When the Humane Society finally made its raid, officials decided that some of the dogs had to be destroyed. Many could not walk or even stand since they had not been out of their cramped cages in nearly eight years. Lucy was one of the lucky ones. She was a survivor. In fact, her will to live was so strong that shortly after her rescue, she chewed through a leash and escaped from a Humane Society foster home. For two months, Lucy was occasionally seen in the Springfield area of northern Virginia living by her own wits, a homeless dog looking for any scrap of food she could find along the road. Then one day, during an especially severe storm, Lucy sought refuge in a basement room of a Springfield couple, log-time friends of our family. Soon afterwards, Lucy made her way to her current owner, me, a school teacher in northern Virginia.
Ever since that time, I have tried to undo that emotional trauma. Progress was slow: first came acceptance, eventually came love and trust, but there were many setbacks. Abused animals are much like abused children; emotional scars can run deep, often taking many years to overcome.

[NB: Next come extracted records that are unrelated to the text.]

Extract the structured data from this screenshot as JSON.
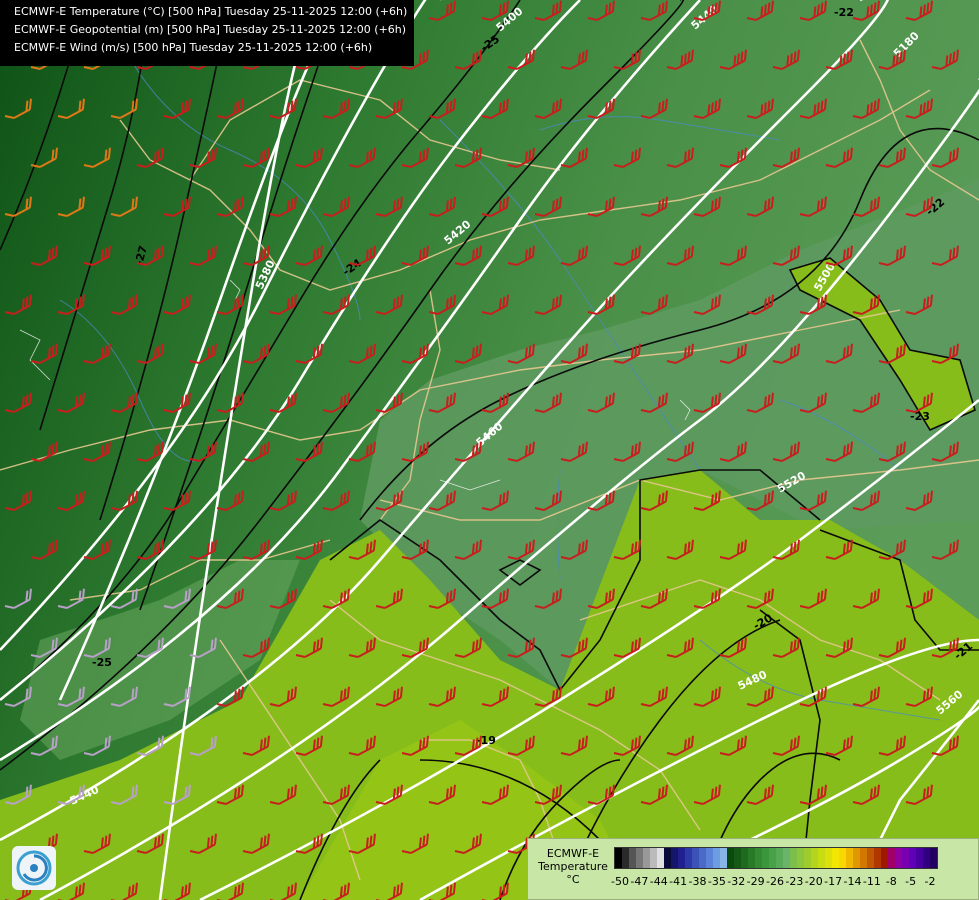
{
  "header": {
    "lines": [
      "ECMWF-E Temperature (°C) [500 hPa] Tuesday 25-11-2025 12:00 (+6h)",
      "ECMWF-E Geopotential (m) [500 hPa] Tuesday 25-11-2025 12:00 (+6h)",
      "ECMWF-E Wind (m/s) [500 hPa] Tuesday 25-11-2025 12:00 (+6h)"
    ]
  },
  "legend": {
    "line1": "ECMWF-E",
    "line2": "Temperature",
    "line3": "°C",
    "ticks": [
      "-50",
      "-47",
      "-44",
      "-41",
      "-38",
      "-35",
      "-32",
      "-29",
      "-26",
      "-23",
      "-20",
      "-17",
      "-14",
      "-11",
      "-8",
      "-5",
      "-2"
    ],
    "colors": [
      "#000000",
      "#2a2a2a",
      "#555555",
      "#777777",
      "#999999",
      "#bbbbbb",
      "#e0e0e0",
      "#0a0a3a",
      "#15156a",
      "#202090",
      "#2c3aa8",
      "#3c52b8",
      "#4a6ac8",
      "#5a82d8",
      "#6e9ce0",
      "#88b4e8",
      "#0a4a0a",
      "#145a14",
      "#1e6a1e",
      "#287a28",
      "#328a32",
      "#3c963c",
      "#48a048",
      "#58aa58",
      "#6ab46a",
      "#7cbe4c",
      "#8cc63c",
      "#9ecc2c",
      "#b4d41e",
      "#c8dc14",
      "#dce00c",
      "#f0e800",
      "#f8d800",
      "#f0b800",
      "#e09800",
      "#d07800",
      "#c05800",
      "#b03800",
      "#a01800",
      "#a0006a",
      "#9000a0",
      "#7800b0",
      "#6000b8",
      "#4800a0",
      "#300080",
      "#200060"
    ]
  },
  "contours": {
    "geopotential": [
      "5400",
      "5440",
      "5420",
      "5380",
      "5460",
      "5500",
      "5520",
      "5560",
      "5440",
      "5480",
      "5180"
    ],
    "temperature": [
      "-25",
      "-27",
      "-24",
      "-22",
      "-23",
      "-19",
      "-20",
      "-21",
      "-22",
      "-25",
      "-17"
    ]
  },
  "colors": {
    "dark_green": "#1d5e24",
    "mid_green": "#3f8a42",
    "gray_green": "#5f9a5f",
    "yellow_green": "#8ac218",
    "border": "#e6c890",
    "river": "#4a8ac8",
    "wind_barb": "#c81e1e"
  }
}
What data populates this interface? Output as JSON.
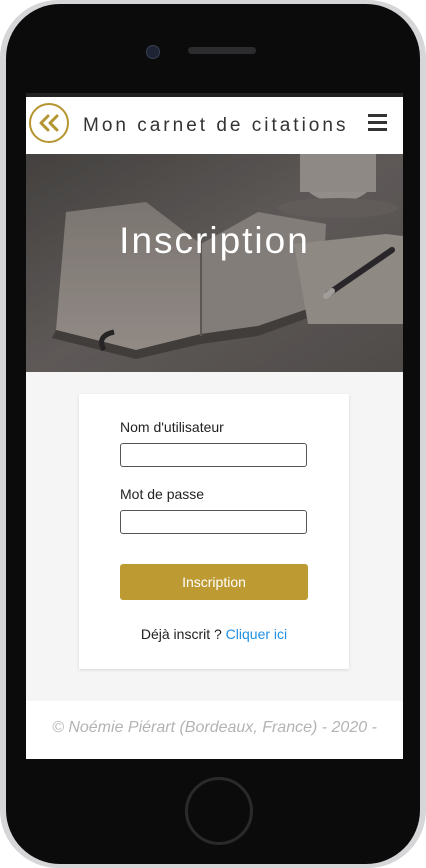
{
  "header": {
    "title": "Mon carnet de citations",
    "back_icon": "double-chevron-left-icon",
    "menu_icon": "hamburger-menu-icon",
    "accent_color": "#b5952f"
  },
  "hero": {
    "title": "Inscription"
  },
  "form": {
    "username_label": "Nom d'utilisateur",
    "username_value": "",
    "password_label": "Mot de passe",
    "password_value": "",
    "submit_label": "Inscription",
    "submit_color": "#bd9a32",
    "already_text": "Déjà inscrit ? ",
    "login_link": "Cliquer ici",
    "link_color": "#1f8fe6"
  },
  "footer": {
    "text": "© Noémie Piérart (Bordeaux, France) - 2020 -"
  }
}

On December 8, 1995, Lucy had another setback. When I had to go out of town for a week to attend a computer conference in California, I decided to leave Lucy with my brother's family, fifty miles away in the Fredericksburg area. I did not want to subject Lucy to the horror of confinement in a cage at a kennel. Lucy was surrounded by familiar faces, pets she knew and liked, and she had stayed there on occasional weekends before with no problems. All went well for several days, but then the day when I was due back, Lucy apparently decided she could wait no longer. She unexpectedly bolted out of the house when my sister-in-law opened the door to let the cat inside. Lucy was heading for home.
That same day, the weather in the region turned bitter cold with occasional snow, sleet, and freezing rain, but Lucy was on the run, heading north toward home. The second or third day out, though, she apparently broke her left front leg, probably falling through the ice in one of the many swampy areas which had started to freeze. Every two or three days, there were sightings of a little miniature collie limping along busy highways or travelling with other dogs. Since Lucy has no front teeth due to a prior nutritional problems,is not a hunter, and cannot bark, she tried to survive as she had done before, living off of scraps of food found in the trash along the road. Lucy made friends with any dogs she came across, but because of her fear of people, she shunned all human contact. Although in severe pain, she would not let anyone help her.

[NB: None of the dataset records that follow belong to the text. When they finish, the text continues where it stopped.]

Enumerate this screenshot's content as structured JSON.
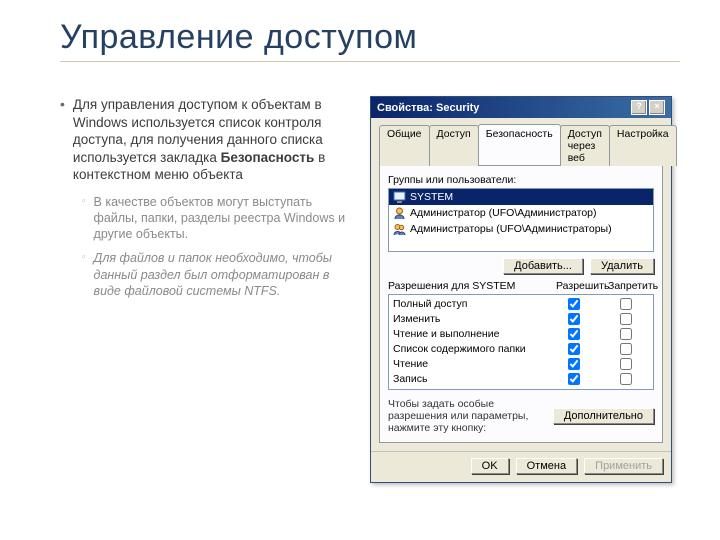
{
  "slide": {
    "title": "Управление доступом",
    "bullet_main": "Для управления доступом к объектам в Windows используется список контроля доступа, для получения данного списка используется закладка ",
    "bullet_main_bold": "Безопасность",
    "bullet_main_tail": " в контекстном меню объекта",
    "sub1": "В качестве объектов могут выступать файлы, папки, разделы реестра Windows и другие объекты.",
    "sub2": "Для файлов и папок необходимо, чтобы данный раздел был отформатирован в виде файловой системы NTFS."
  },
  "dialog": {
    "title": "Свойства: Security",
    "tabs": [
      "Общие",
      "Доступ",
      "Безопасность",
      "Доступ через веб",
      "Настройка"
    ],
    "active_tab": 2,
    "groups_label": "Группы или пользователи:",
    "groups": [
      "SYSTEM",
      "Администратор (UFO\\Администратор)",
      "Администраторы (UFO\\Администраторы)"
    ],
    "selected_group": 0,
    "buttons": {
      "add": "Добавить...",
      "remove": "Удалить"
    },
    "perm_title": "Разрешения для SYSTEM",
    "perm_cols": [
      "Разрешить",
      "Запретить"
    ],
    "perms": [
      {
        "name": "Полный доступ",
        "allow": true,
        "deny": false
      },
      {
        "name": "Изменить",
        "allow": true,
        "deny": false
      },
      {
        "name": "Чтение и выполнение",
        "allow": true,
        "deny": false
      },
      {
        "name": "Список содержимого папки",
        "allow": true,
        "deny": false
      },
      {
        "name": "Чтение",
        "allow": true,
        "deny": false
      },
      {
        "name": "Запись",
        "allow": true,
        "deny": false
      }
    ],
    "note": "Чтобы задать особые разрешения или параметры, нажмите эту кнопку:",
    "advanced": "Дополнительно",
    "footer": {
      "ok": "OK",
      "cancel": "Отмена",
      "apply": "Применить"
    }
  }
}
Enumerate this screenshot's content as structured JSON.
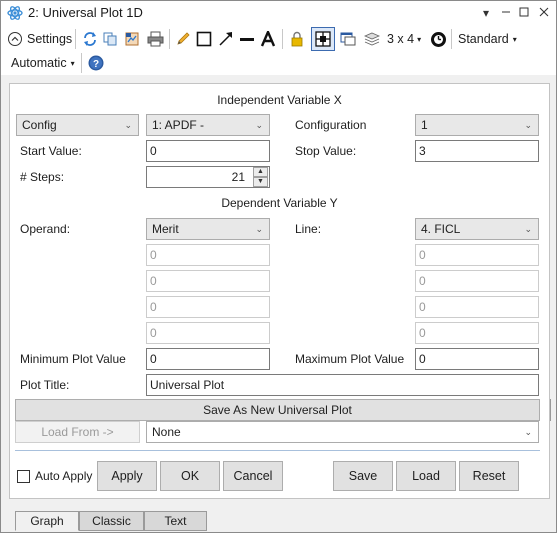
{
  "window": {
    "title": "2: Universal Plot 1D",
    "controls": [
      "chevron-down",
      "minimize",
      "maximize",
      "close"
    ]
  },
  "toolbar": {
    "settings_label": "Settings",
    "layout_label": "3 x 4",
    "standard_label": "Standard",
    "automatic_label": "Automatic",
    "icons": [
      "refresh-icon",
      "copy-icon",
      "export-icon",
      "print-icon",
      "pencil-icon",
      "rectangle-icon",
      "arrow-line-icon",
      "line-icon",
      "text-icon",
      "lock-icon",
      "grid-select-icon",
      "window-icon",
      "layers-icon",
      "clock-icon",
      "help-icon"
    ]
  },
  "independent": {
    "header": "Independent Variable X",
    "type_select": "Config",
    "operand_select": "1: APDF -",
    "configuration_label": "Configuration",
    "configuration_value": "1",
    "start_label": "Start Value:",
    "start_value": "0",
    "stop_label": "Stop Value:",
    "stop_value": "3",
    "steps_label": "# Steps:",
    "steps_value": "21"
  },
  "dependent": {
    "header": "Dependent Variable Y",
    "operand_label": "Operand:",
    "operand_value": "Merit",
    "line_label": "Line:",
    "line_value": "4. FICL",
    "left_params": [
      "0",
      "0",
      "0",
      "0"
    ],
    "right_params": [
      "0",
      "0",
      "0",
      "0"
    ],
    "min_label": "Minimum Plot Value",
    "min_value": "0",
    "max_label": "Maximum Plot Value",
    "max_value": "0",
    "title_label": "Plot Title:",
    "title_value": "Universal Plot"
  },
  "actions": {
    "save_new": "Save As New Universal Plot",
    "load_from": "Load From ->",
    "load_from_select": "None",
    "auto_apply": "Auto Apply",
    "apply": "Apply",
    "ok": "OK",
    "cancel": "Cancel",
    "save": "Save",
    "load": "Load",
    "reset": "Reset"
  },
  "tabs": [
    "Graph",
    "Classic",
    "Text"
  ],
  "colors": {
    "accent_blue": "#2b78d0",
    "divider": "#a8c0dc",
    "disabled_text": "#9a9a9a"
  }
}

For nearly three weeks, Lucy was occasionally spotted in a 100 square mile region bounded by the Rappahannock River at Fredericksburg to the south, Interstate 95 and Route 1 to the west, railroad tracks and a swamp to the east, and several smaller rivers and the town of Stafford to the north. Each time there was a sighting, I would travel the fifty miles south to Fredericksburg hoping to catch sight of Lucy. I would often spread 25 pounds of dry dog food in any area where Lucy had been seen so that she might find something to eat if she happened back that way. Although family members and those in animal control were skeptical, I was sure that Lucy would come to me if we could meet face to face. For weeks, I drove every road in the region hoping to spot Lucy. My brother, Glenn, and I walked through large tracts of woods frequented by hunters, and we passed out flyers in the local high school offering a reward for information leading to Lucy's successful return. There was no success. There were a number of amusing anecdotes during my search, such as the Christmas Eve Story.

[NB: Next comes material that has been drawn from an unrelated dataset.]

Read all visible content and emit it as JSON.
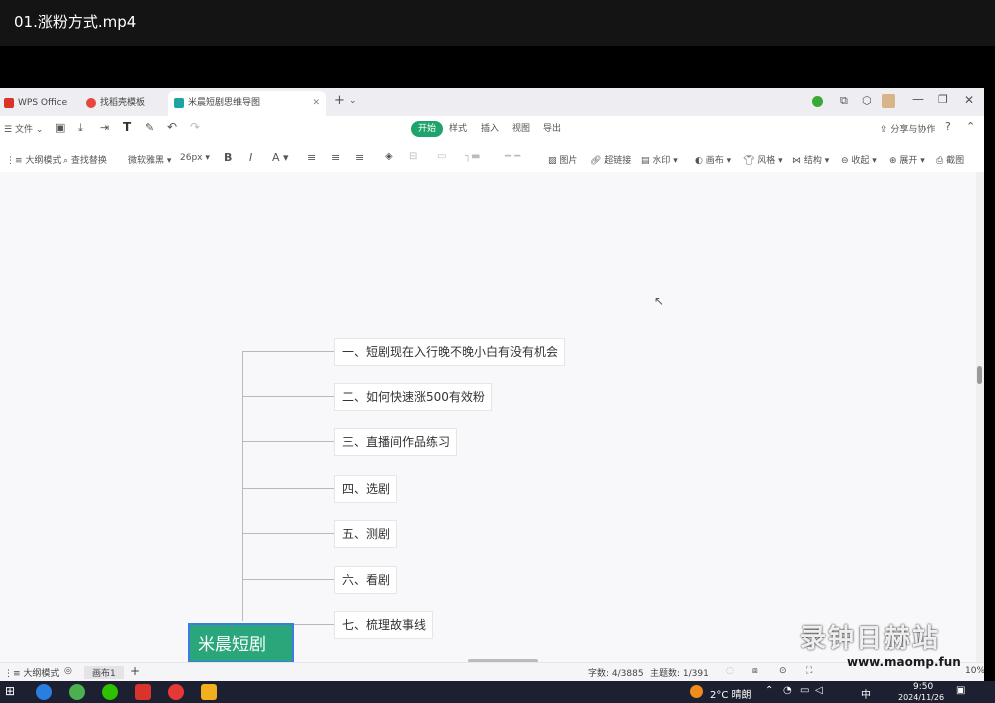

Finally, as the record blizzard of 1996 was gathering strength for its journey east, there was yet another sighting. This time, my niece and her boy friend actually spotted Lucy along the side of the road picking through trash, looking for something to eat. Unfortunately, Lucy would not even come to them, people she knew, but instead ran off into the woods.
Later that afternoon, the animal control warden located me as I was driving around the spot of the last sighting. He told me that Lucy had been seen again, about five miles away. I followed the warden down a dirt road, and the warden told me to go back into the woods toward a rather large stream. He remided me that Lucy may not come to me either, but it was about our only chance. She may have returned to a wild state.
Brimming with emotion, I made my way among the trees and brambles. As I reached the steep bank of the stream, I finally spotted Lucy. I wondered whether she would run from me as she had from all others, or would she remember. As I waded across the stream and climbed the bank on the other side, Lucy recognized me and seemed excited. When I finally reached her, Lucy did not run, but stood there with broken leg raised. She pushed her head against my leg and closed her eyes. I carefully picked her up, and slowly made my way back to the car. Lucy was finally going home.
Xrays taken by the veterinarian showed that Lucy had broken both bones in her forearm. The radius was in separate pieces, but the ulna was still hanging together by a small sliver of bone. The vet was able to reset the leg, and Lucy was on the mend. During her ordeal, Lucy lost over one third of her body weight. As the "Blizzard of the Century" moved in that next weekend, I sat with Lucy sporting her new cast, and we enjoyed some quiet time at home eating gourmet meals and watching the snow accumulate to nearly three feet deep. Now, a year later, Lucy's leg has fully healed and she has regained her weight. Each morning, we even jog together a mile and a half, but a little more slowly than we did before. It was good to have her home again.